Открытый город | страница 53



НВШ стала поворотным пунктом: новый распорядок дня, лишения, дружеские отношения, завязываемые и разрываемые на школьном дворе, а главным образом – нескончаемые учебные занятия, где ты занимал некую ступень в иерархии. Все мы были еще мальчишки, но некоторые мальчишки уже были мужчинами; они обладали врожденным авторитетом, атлетическим сложением или острым умом, или происходили из богатых семей. Чтобы выделяться, какого-то одного качества было недостаточно, но выяснилось, что не все мы равны между собой. Это была диковинная новая жизнь.

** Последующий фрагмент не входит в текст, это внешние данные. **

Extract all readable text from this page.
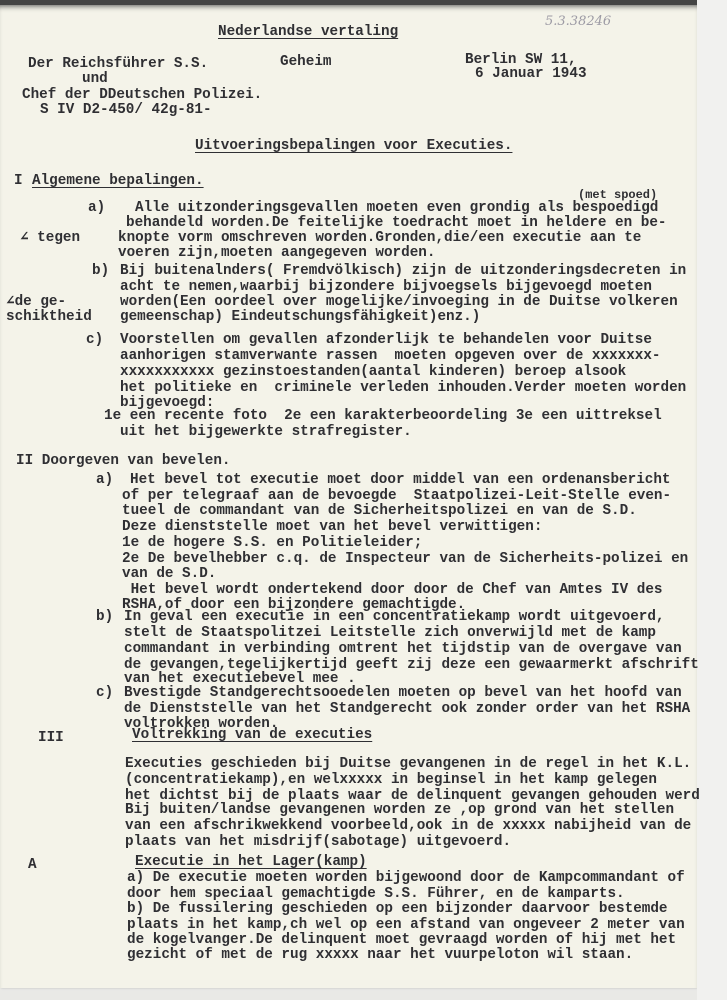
5.3.38246
Nederlandse vertaling
Der Reichsführer S.S.
und
Chef der DDeutschen Polizei.
S IV D2-450/ 42g-81-
Geheim	Berlin SW 11,
6 Januar 1943
Uitvoeringsbepalingen voor Executies.
I Algemene bepalingen.
(met spoed)
a) Alle uitzonderingsgevallen moeten even grondig als bespoedigd
behandeld worden.De feitelijke toedracht moet in heldere en be-
knopte vorm omschreven worden.Gronden,die/een executie aan te
voeren zijn,moeten aangegeven worden.
∠ tegen
b) Bij buitenalnders( Fremdvölkisch) zijn de uitzonderingsdecreten in
acht te nemen,waarbij bijzondere bijvoegsels bijgevoegd moeten
worden(Een oordeel over mogelijke/invoeging in de Duitse volkeren
gemeenschap) Eindeutschungsfähigkeit)enz.)
∠de ge-
schiktheid
c) Voorstellen om gevallen afzonderlijk te behandelen voor Duitse
aanhorigen stamverwante rassen  moeten opgeven over de xxxxxxx-
xxxxxxxxxxx gezinstoestanden(aantal kinderen) beroep alsook
het politieke en  criminele verleden inhouden.Verder moeten worden
bijgevoegd:
1e een recente foto  2e een karakterbeoordeling 3e een uittreksel
uit het bijgewerkte strafregister.
II Doorgeven van bevelen.
a) Het bevel tot executie moet door middel van een ordenansbericht
of per telegraaf aan de bevoegde  Staatpolizei-Leit-Stelle even-
tueel de commandant van de Sicherheitspolizei en van de S.D.
Deze dienststelle moet van het bevel verwittigen:
1e de hogere S.S. en Politieleider;
2e De bevelhebber c.q. de Inspecteur van de Sicherheits-polizei en
van de S.D.
Het bevel wordt ondertekend door door de Chef van Amtes IV des
RSHA,of door een bijzondere gemachtigde.
b) In geval een executie in een concentratiekamp wordt uitgevoerd,
stelt de Staatspolitzei Leitstelle zich onverwijld met de kamp
commandant in verbinding omtrent het tijdstip van de overgave van
de gevangen,tegelijkertijd geeft zij deze een gewaarmerkt afschrift
van het executiebevel mee .
c) Bvestigde Standgerechtsooedelen moeten op bevel van het hoofd van
de Dienststelle van het Standgerecht ook zonder order van het RSHA
voltrokken worden.
III	Voltrekking van de executies
Executies geschieden bij Duitse gevangenen in de regel in het K.L.
(concentratiekamp),en welxxxxx in beginsel in het kamp gelegen
het dichtst bij de plaats waar de delinquent gevangen gehouden werd
Bij buiten/landse gevangenen worden ze ,op grond van het stellen
van een afschrikwekkend voorbeeld,ook in de xxxxx nabijheid van de
plaats van het misdrijf(sabotage) uitgevoerd.
A	Executie in het Lager(kamp)
a) De executie moeten worden bijgewoond door de Kampcommandant of
door hem speciaal gemachtigde S.S. Führer, en de kamparts.
b) De fussilering geschieden op een bijzonder daarvoor bestemde
plaats in het kamp,ch wel op een afstand van ongeveer 2 meter van
de kogelvanger.De delinquent moet gevraagd worden of hij met het
gezicht of met de rug xxxxx naar het vuurpeloton wil staan.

Когда я учился на третьем курсе, в феврале у отца обнаружили туберкулез, а в апреле он умер. Наши родственники, особенно с отцовской стороны, истерили, чересчур часто наведывались к нам, чересчур рьяно предлагали помощь и изливали скорбь, но моя мать и я противопоставляли им свой стоицизм. Должно быть, все недоумевали по нашему поводу. Но они не знали, что это стоицизм врозь: мы с матерью почти не разговаривали между собой, и наши глаза были полны темных комнат. Я лишь единожды прервал это молчание. Сказал матери, что хочу увидеть отца, но только не тело в морге. Молил вернуть его мне и вернуть к жизни – изображал простодушие, с которым в свои четырнадцать уже распрощался. «Джулиус, – сказала она, – что это значит?» Ей это показалось жестоким – мое неприкрытое притворство, от него ей было больно вдвойне.

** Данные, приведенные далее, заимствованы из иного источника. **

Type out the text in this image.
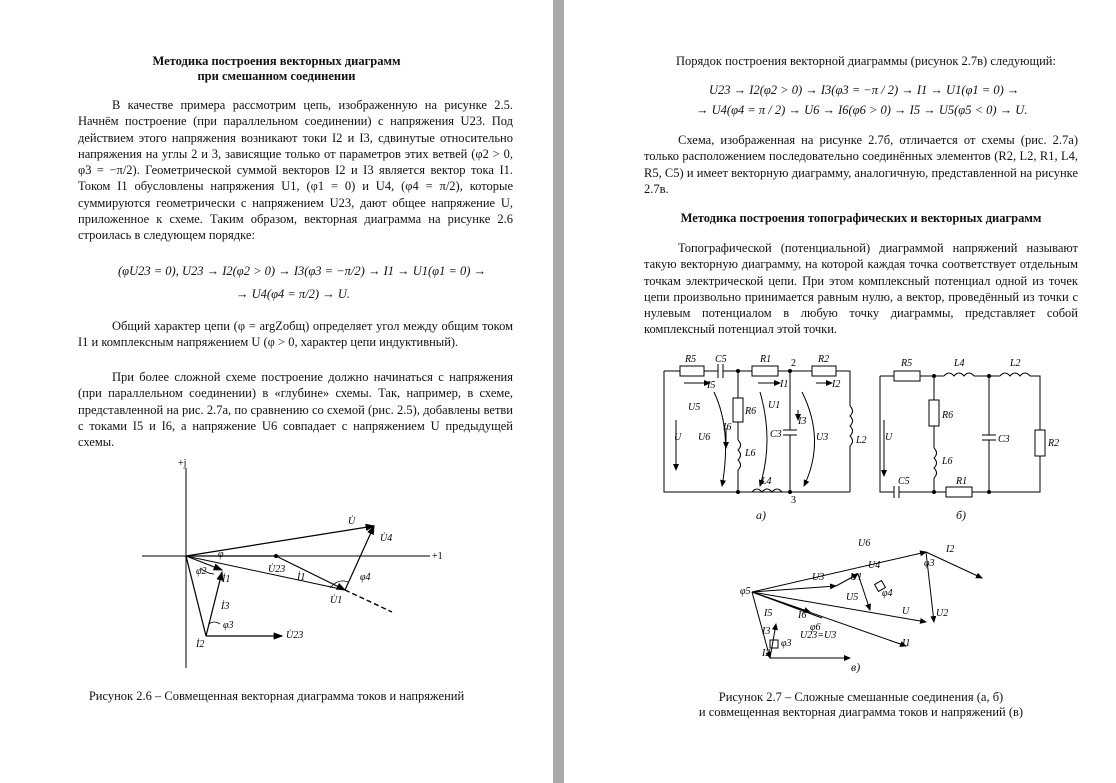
Методика построения векторных диаграмм
при смешанном соединении

В качестве примера рассмотрим цепь, изображенную на рисунке 2.5. Начнём построение (при параллельном соединении) с напряжения U23. Под действием этого напряжения возникают токи I2 и I3, сдвинутые относительно напряжения на углы 2 и 3, зависящие только от параметров этих ветвей (φ2 > 0, φ3 = −π/2). Геометрической суммой векторов I2 и I3 является вектор тока I1. Током I1 обусловлены напряжения U1, (φ1 = 0) и U4, (φ4 = π/2), которые суммируются геометрически с напряжением U23, дают общее напряжение U, приложенное к схеме. Таким образом, векторная диаграмма на рисунке 2.6 строилась в следующем порядке:

(φU23 = 0), U23 → I2(φ2 > 0) → I3(φ3 = −π/2) → I1 → U1(φ1 = 0) →
→ U4(φ4 = π/2) → U.

Общий характер цепи (φ = argZобщ) определяет угол между общим током I1 и комплексным напряжением U (φ > 0, характер цепи индуктивный).

При более сложной схеме построение должно начинаться с напряжения (при параллельном соединении) в «глубине» схемы. Так, например, в схеме, представленной на рис. 2.7а, по сравнению со схемой (рис. 2.5), добавлены ветви с токами I5 и I6, а напряжение U6 совпадает с напряжением U предыдущей схемы.

+j
+1
U̇
U̇4
U̇23
İ1
U̇1
φ4
φ
φ2
İ1
İ3
φ3
İ2
U̇23
Рисунок 2.6 – Совмещенная векторная диаграмма токов и напряжений
Порядок построения векторной диаграммы (рисунок 2.7в) следующий:
U23 → I2(φ2 > 0) → I3(φ3 = −π / 2) → I1 → U1(φ1 = 0) →
→ U4(φ4 = π / 2) → U6 → I6(φ6 > 0) → I5 → U5(φ5 < 0) → U.

Схема, изображенная на рисунке 2.7б, отличается от схемы (рис. 2.7а) только расположением последовательно соединённых элементов (R2, L2, R1, L4, R5, C5) и имеет векторную диаграмму, аналогичную, представленной на рисунке 2.7в.

Методика построения топографических и векторных диаграмм

Топографической (потенциальной) диаграммой напряжений называют такую векторную диаграмму, на которой каждая точка соответствует отдельным точкам электрической цепи. При этом комплексный потенциал одной из точек цепи произвольно принимается равным нулю, а вектор, проведённый из точки с нулевым потенциалом в любую точку диаграммы, представляет собой комплексный потенциал этой точки.

R5 C5	R1	R2
2
3
I5	I1	I2
U5	U1
R6
I6
I3
C3	U3
U U6
L6
L4
L2
R5	L4	L2
R6
U	C3	R2
L6
C5	R1
а)	б)
U6
I2
φ3
U3	U1
U4
φ5
U5 φ4
U
I5	I6
φ6
U2
I1
I3
φ3
U23=U3
I2
в)
Рисунок 2.7 – Сложные смешанные соединения (а, б)
и совмещенная векторная диаграмма токов и напряжений (в)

Имя Джулиус связывало меня с другими краями; оно, как и мой паспорт и цвет кожи, подпитывало во мне ощущение, что в Нигерии я отличаюсь от других, стою наособицу. У меня было и второе имя – Олатубосун, традиционное для йоруба, – но я им никогда не представлялся. Это имя слегка удивляло меня всякий раз, когда я видел его в своем паспорте или свидетельстве о рождении, – казалось, оно принадлежит кому-то другому, но передано мне на длительное хранение. Итак, тот факт, что в обыденной жизни я был Джулиусом, упрочивал во мне мысль, что я не вполне нигериец. Не знаю, на что надеялся мой отец, называя сына в честь жены; она вряд ли одобрила его идею, поскольку не одобряла ничего, что делается в приливе сентиментальности. Должно быть, ее собственное имя тоже позаимствовали у кого-нибудь из ее рода: возможно, у бабки, или у какой-нибудь дальней родственницы, у тетушки, некой забытой Юлианны, неведомой Юлии или Юлиетты. В двадцать с небольшим лет она вырвалась из Германии и сбежала в Штаты: Юлианна Мюллер стала Джулиэнн Миллер.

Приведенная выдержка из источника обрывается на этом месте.